Lady Isobel Barnett (June 30, 1918 - October 20, 1980) was a British radio and television personality, popular during the 1950s and 1960s.

Isobel Barnett was born in Aberdeen, Scotland. She was a practising doctor, and appeared as an actress, but it was as a panellist on BBC television shows such as What's My Line that she became famous. Elegant and witty, she was regarded by audiences as the epitome of the British aristocracy (although her title actually came from the fact that her solicitor husband had been knighted; she was not an aristocrat, nor had she married into the aristocracy). She also made regular appearances on the long-running (1948 to date) BBC Radio series "Any Questions?", on the radio panel game "Many A Slip" and on the now very dated women's discussion series "Petticoat Line".

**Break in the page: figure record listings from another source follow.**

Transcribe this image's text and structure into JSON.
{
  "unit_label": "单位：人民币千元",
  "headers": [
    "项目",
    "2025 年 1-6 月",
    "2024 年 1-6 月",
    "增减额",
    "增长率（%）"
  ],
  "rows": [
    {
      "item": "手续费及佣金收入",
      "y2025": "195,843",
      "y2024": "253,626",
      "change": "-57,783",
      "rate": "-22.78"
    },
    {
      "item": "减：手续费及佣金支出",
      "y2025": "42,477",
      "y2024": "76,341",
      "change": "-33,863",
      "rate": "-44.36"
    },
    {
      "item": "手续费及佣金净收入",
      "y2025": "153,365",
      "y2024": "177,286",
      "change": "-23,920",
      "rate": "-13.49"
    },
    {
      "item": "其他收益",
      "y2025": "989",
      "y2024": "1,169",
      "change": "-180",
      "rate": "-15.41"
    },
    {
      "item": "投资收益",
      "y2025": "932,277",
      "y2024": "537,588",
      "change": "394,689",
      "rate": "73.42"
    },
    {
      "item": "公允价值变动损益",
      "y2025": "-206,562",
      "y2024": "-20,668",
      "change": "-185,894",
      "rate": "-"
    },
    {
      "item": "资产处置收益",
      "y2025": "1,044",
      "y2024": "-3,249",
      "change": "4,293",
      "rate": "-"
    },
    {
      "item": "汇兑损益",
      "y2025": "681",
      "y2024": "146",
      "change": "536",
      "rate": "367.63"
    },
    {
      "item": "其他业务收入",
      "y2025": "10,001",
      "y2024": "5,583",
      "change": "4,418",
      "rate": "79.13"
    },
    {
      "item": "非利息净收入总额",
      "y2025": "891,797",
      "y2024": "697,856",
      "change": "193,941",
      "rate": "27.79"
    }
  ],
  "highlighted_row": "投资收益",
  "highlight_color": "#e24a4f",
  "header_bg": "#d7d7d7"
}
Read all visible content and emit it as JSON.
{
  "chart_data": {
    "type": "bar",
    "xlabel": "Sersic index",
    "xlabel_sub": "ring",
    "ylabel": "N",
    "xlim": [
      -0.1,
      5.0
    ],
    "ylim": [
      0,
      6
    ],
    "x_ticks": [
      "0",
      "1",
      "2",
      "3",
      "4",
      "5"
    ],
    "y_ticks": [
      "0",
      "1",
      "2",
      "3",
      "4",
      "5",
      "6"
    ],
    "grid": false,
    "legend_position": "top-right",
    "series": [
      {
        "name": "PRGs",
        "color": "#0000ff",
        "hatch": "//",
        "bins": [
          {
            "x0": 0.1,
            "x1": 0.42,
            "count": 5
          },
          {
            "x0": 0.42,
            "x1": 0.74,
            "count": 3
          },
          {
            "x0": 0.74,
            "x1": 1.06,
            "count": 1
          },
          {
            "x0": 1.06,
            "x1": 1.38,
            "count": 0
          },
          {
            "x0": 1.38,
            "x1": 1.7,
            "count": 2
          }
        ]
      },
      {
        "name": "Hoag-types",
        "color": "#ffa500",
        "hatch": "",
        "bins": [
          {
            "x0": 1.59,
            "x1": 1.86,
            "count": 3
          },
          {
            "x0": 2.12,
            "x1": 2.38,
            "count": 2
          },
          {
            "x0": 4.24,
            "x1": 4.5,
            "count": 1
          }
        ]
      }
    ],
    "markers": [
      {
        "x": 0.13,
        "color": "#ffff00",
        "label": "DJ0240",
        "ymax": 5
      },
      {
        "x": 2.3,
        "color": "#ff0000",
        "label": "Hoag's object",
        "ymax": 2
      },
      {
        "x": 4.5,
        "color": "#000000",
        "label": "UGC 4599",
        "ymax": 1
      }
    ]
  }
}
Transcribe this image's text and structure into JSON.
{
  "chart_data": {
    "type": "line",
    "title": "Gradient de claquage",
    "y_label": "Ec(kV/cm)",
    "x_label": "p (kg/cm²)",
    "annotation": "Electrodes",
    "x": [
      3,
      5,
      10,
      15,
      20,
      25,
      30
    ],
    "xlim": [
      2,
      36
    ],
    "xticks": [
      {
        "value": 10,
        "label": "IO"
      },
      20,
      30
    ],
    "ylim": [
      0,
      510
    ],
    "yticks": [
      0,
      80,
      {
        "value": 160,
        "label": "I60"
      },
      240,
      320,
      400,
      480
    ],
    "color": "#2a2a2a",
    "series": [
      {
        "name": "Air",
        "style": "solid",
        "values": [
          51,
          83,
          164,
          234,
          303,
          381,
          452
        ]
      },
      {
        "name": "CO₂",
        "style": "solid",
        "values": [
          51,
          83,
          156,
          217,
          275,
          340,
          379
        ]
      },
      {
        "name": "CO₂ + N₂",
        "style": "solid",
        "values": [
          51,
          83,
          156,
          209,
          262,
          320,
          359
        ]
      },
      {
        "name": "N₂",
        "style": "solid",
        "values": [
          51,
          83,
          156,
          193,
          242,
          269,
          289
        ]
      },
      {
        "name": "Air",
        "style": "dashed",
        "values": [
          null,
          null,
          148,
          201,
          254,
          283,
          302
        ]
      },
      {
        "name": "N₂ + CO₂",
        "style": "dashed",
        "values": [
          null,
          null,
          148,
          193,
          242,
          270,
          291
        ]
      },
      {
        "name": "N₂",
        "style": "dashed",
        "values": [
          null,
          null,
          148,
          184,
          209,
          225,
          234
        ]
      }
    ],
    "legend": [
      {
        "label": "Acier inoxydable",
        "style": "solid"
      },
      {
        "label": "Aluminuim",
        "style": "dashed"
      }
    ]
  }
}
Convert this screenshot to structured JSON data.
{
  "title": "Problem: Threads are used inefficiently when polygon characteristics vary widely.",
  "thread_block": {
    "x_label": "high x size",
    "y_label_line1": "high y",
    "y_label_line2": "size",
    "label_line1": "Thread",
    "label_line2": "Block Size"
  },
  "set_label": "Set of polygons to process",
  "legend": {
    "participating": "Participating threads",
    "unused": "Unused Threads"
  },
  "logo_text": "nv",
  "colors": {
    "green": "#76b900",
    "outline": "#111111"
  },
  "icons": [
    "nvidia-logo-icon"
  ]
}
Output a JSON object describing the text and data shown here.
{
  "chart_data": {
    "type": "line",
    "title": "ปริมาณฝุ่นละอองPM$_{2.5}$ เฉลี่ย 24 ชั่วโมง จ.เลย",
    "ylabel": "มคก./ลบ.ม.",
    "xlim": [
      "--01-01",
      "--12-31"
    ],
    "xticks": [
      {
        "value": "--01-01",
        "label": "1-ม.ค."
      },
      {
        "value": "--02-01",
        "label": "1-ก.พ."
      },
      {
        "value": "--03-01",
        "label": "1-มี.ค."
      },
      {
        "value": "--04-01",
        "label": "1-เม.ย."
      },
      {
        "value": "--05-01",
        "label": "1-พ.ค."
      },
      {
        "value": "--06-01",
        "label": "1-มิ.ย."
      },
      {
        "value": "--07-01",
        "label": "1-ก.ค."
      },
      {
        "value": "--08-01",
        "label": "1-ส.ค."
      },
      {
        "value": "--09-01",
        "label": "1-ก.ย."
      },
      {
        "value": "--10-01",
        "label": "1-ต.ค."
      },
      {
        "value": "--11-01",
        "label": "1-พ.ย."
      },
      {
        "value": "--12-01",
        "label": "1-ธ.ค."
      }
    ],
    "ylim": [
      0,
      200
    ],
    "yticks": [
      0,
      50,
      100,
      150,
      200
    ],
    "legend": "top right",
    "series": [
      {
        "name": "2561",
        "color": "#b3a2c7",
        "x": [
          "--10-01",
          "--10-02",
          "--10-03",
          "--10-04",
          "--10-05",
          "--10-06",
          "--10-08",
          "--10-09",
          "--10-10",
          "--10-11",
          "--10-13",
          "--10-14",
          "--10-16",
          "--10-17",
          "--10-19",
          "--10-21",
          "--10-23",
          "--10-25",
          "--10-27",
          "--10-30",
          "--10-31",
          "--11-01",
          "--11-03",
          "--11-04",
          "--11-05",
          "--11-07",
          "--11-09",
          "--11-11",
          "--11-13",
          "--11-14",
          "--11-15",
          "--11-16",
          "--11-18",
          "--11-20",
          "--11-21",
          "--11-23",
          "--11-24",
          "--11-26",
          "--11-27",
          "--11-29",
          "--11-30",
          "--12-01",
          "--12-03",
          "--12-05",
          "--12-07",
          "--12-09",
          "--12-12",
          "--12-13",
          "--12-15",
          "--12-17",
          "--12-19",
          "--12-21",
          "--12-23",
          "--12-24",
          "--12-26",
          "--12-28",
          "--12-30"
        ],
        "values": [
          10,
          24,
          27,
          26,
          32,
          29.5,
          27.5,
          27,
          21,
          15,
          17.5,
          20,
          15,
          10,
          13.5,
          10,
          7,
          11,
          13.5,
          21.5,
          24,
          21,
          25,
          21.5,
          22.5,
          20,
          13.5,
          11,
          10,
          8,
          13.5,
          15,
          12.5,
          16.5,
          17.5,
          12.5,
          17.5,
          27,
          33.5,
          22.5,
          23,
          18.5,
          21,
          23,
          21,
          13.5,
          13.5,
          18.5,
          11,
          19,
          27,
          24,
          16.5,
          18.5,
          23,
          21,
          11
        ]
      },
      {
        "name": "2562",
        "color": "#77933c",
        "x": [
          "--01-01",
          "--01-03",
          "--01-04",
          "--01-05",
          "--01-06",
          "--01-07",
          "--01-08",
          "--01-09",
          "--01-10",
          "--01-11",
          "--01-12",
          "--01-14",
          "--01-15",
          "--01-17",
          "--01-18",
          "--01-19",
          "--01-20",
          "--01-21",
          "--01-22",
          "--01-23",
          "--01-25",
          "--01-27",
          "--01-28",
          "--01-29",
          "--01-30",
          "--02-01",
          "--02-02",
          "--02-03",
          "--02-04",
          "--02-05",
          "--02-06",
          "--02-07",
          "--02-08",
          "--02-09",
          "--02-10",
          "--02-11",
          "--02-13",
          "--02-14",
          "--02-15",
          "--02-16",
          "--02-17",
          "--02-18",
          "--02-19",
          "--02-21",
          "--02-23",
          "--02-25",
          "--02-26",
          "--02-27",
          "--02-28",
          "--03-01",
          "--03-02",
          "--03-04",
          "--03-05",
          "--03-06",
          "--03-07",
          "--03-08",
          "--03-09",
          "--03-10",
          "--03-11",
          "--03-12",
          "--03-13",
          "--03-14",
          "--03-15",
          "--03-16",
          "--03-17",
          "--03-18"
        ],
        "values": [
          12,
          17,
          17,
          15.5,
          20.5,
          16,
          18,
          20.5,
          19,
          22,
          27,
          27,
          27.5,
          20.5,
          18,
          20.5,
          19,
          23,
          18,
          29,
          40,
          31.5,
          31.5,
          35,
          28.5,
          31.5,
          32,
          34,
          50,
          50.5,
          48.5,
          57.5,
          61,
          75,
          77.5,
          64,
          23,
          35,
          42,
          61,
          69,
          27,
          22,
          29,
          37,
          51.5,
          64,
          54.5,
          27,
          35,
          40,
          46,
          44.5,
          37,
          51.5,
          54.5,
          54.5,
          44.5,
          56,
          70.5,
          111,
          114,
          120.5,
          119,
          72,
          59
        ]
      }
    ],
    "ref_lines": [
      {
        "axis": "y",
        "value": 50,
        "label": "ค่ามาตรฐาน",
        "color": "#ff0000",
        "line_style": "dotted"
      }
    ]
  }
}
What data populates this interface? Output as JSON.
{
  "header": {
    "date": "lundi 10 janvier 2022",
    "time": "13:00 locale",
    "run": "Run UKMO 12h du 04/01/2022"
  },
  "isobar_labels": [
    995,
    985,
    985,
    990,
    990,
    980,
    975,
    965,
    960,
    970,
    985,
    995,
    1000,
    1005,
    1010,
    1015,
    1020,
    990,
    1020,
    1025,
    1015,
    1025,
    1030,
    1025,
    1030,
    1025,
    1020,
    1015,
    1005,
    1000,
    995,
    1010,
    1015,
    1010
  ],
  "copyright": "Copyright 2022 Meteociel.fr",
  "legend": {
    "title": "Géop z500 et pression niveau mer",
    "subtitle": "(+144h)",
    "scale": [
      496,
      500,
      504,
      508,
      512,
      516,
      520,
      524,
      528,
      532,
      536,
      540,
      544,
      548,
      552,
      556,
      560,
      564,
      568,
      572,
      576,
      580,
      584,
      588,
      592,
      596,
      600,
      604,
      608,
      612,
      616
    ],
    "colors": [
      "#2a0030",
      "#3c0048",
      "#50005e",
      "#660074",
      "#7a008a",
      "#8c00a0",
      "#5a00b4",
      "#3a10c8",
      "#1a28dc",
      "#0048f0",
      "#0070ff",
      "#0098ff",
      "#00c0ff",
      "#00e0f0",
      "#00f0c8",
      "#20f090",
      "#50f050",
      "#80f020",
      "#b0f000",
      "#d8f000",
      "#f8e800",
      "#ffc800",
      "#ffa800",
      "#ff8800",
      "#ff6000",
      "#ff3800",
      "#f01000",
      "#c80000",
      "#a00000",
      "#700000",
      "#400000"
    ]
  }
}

When the more informal culture of the 1960s and 1970s brought an end to her television career, she descended into a reclusive and eccentric existence. In 1980, she was found guilty in court of a shoplifting offence, an event which briefly brought her back into the public eye. A few days later she was found dead in her home, having committed suicide. Her story was sensitively recounted by several of her friends and colleagues in a 1991 BBC Radio 4 documentary in the "Radio Lives" series, which confirmed that she gave no indication whatsoever to any of her friends that she was planning to take her own life, and that she kept up a facade of "business as usual".